Fraser’s mission has been to fill out the class dynamics of that civilization, with a close study of the financial and industrial barons, but also on struggles from below. Mongrel Firebugs, a compendium of Fraser’s essays, reveals him speaking to both sides of American society in dynamic tension.

Fraser points at the era of President Andrew Jackson as the golden age of the fast-buck-earning confidence man, a quintessential American type. The market society came into its own amid the ravage of the frontier through figures like Jackson, along with the continuing expansion of slavery. Transportation infrastructure and the waterborne economy along with the railroad lines allowed cities to spring up overnight, funded by financial speculation. The modest “honest businessman” of legend was left behind, humiliated by his smallness. The quick-earning high-spender had already become the spirit of the age.

Economic leaders in that era thought of themselves as Napoleonic. Their battlefield was the stock market and control of the railroads in particular. By the time the Gilded Age rolled around, two generations or so later, critics like novelist Theodore Dreiser saw these titans as they were and lashed them in ways so vicious that today’s critics of inequality appear mild by comparison. Fraser sees this as the bedrock of modern American society: the corporation seemingly rules, but the financial class rules the world of corporations and intervenes (sometimes violently) when its interests can be advanced or are threatened.

Some of the best pages of Mongrel Firebugs are given over to the subject of debt and debtors. As market expansion in the first half of the nineteenth century prompted many to enter the credit system, bad times or personal misfortune inspired the creation of debtors’ prisons on a vast scale. “Debt servitude” would naturally compel a kind of “primitive accumulation” by farmers, in particular, to literally dig out enough profit to hold off collapse. Near the end of the century, the original American Populist movement — not the fraudulent racist “populism” on the rise today — heroically struggled to stop the process. And failed, in the face of violence and the manipulation of the electoral system.

This is far from ancient history.

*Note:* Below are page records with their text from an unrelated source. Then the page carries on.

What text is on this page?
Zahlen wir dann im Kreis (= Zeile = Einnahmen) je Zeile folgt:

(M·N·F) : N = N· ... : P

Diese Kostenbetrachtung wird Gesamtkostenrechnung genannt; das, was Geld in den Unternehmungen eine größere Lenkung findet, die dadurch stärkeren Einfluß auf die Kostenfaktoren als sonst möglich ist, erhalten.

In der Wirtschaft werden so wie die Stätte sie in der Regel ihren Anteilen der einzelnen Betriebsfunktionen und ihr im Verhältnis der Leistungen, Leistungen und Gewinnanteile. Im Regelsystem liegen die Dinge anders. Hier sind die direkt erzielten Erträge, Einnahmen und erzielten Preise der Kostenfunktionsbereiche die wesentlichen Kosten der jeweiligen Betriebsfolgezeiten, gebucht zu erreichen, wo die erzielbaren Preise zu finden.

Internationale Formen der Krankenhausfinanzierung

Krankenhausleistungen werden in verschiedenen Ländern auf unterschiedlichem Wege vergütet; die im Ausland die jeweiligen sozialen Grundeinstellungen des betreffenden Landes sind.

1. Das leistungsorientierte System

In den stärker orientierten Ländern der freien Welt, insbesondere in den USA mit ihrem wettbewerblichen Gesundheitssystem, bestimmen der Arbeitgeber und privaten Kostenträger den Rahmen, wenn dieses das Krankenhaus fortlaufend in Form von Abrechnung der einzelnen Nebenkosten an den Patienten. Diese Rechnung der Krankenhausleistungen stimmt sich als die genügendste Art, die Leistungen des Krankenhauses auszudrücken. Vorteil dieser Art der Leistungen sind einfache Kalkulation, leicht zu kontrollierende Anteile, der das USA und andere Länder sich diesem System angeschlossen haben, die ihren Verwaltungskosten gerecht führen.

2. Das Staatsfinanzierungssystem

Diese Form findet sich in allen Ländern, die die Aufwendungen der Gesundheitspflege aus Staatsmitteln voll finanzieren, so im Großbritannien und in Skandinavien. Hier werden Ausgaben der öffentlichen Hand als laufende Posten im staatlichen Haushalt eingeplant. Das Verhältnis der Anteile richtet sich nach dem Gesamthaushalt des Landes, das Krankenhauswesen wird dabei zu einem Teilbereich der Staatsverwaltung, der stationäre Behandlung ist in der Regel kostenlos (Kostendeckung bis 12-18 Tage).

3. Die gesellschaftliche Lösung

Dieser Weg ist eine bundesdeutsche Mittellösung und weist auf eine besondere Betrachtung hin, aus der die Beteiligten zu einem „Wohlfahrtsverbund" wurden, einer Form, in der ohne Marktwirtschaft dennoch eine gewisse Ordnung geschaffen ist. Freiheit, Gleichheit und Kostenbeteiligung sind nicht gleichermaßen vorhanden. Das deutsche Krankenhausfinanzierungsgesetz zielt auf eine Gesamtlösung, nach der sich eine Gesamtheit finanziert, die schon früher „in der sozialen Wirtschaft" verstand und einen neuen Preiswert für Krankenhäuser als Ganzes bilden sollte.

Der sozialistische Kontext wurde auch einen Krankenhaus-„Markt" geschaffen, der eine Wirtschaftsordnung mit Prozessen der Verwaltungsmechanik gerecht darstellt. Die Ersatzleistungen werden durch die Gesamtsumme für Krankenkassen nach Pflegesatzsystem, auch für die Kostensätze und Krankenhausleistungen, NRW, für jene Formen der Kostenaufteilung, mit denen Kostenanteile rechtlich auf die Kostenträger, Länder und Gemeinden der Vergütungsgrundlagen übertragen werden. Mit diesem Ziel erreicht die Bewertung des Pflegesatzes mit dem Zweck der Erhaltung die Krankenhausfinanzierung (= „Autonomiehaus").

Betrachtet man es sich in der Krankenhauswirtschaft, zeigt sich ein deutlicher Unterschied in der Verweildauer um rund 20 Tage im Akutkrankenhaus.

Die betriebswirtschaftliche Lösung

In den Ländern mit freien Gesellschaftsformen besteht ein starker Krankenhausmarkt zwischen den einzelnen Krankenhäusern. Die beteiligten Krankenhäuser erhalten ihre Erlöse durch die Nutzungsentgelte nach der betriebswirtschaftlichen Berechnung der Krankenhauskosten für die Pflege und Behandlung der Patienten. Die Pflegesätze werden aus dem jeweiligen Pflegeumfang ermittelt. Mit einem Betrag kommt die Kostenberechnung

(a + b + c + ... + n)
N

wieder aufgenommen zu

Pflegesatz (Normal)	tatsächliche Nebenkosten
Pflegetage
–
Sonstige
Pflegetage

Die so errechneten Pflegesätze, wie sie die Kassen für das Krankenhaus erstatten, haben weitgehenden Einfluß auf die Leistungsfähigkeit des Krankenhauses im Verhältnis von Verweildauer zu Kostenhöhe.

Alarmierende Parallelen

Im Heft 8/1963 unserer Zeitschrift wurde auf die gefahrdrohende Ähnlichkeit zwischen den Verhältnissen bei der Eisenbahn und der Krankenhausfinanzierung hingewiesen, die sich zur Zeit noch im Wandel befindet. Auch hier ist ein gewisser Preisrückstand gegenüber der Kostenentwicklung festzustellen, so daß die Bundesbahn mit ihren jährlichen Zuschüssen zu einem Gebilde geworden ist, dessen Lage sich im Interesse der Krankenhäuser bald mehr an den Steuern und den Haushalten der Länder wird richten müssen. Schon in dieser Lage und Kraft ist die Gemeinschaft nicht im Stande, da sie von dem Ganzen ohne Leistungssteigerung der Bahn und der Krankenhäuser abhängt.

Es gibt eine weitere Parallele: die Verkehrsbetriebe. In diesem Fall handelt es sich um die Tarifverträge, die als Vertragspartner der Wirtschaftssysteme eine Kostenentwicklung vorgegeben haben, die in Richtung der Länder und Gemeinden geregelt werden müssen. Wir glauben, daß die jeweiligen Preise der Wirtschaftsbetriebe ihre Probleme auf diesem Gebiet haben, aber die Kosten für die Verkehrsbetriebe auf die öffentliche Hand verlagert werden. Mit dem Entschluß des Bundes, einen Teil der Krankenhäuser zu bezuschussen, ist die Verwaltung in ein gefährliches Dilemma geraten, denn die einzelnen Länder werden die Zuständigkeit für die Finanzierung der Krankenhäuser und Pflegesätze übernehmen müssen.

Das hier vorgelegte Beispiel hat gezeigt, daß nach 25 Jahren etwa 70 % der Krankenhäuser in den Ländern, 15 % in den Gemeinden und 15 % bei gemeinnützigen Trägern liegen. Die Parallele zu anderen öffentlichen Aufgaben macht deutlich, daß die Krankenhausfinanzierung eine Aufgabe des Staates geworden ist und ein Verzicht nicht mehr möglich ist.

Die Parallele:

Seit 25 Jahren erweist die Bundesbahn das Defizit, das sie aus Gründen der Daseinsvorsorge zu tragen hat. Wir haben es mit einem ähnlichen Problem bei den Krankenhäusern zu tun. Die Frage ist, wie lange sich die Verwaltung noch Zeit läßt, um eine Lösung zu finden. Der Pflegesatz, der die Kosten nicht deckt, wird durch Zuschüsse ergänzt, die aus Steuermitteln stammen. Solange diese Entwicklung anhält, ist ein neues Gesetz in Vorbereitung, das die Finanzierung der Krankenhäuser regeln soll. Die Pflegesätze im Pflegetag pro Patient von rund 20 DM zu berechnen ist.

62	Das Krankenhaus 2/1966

Ask the college graduate or potential college student today about the toxic cloud of debt hovering above them, and wonder at a political and economic system that makes bankruptcy or “forgiveness” of college debt all but illegal.

Fraser insists that “two labor questions existed side by side: one concerned itself with the vanishing of the independent producer . . . the other with the fate of the newly born propertyless wage slave.” He extends this analysis to the Global South in the twentieth century and after. Only capital accumulation from that region allowed the United States to overcome its own collateralized debt obligations, toxic loans, and financial derivatives at the end of the last century.

He calls the result “autocannibalism,” capitalism swallowing itself. This is a nice word to characterize our ecologically destructive consumer culture. Limousine liberalism, the logic of the gentility, faces off against “country and Western Marxism,” as William F. Buckley once described the ideology of George Wallace. Then, with only a few more twists and turns, Trumpian populism.

Fraser has sought to give us an understanding of how existing economic relations work to the benefit of the powerful. The more those relations are loosened from controls, the more disempowered today’s working people are and the worse for society as a whole. In the coronavirus-related developments that he could not have anticipated, we see the crisis of capitalism opening wide. Fraser’s work is more than a useful background for us today. It opens up new ways of seeing ourselves in the crises ahead.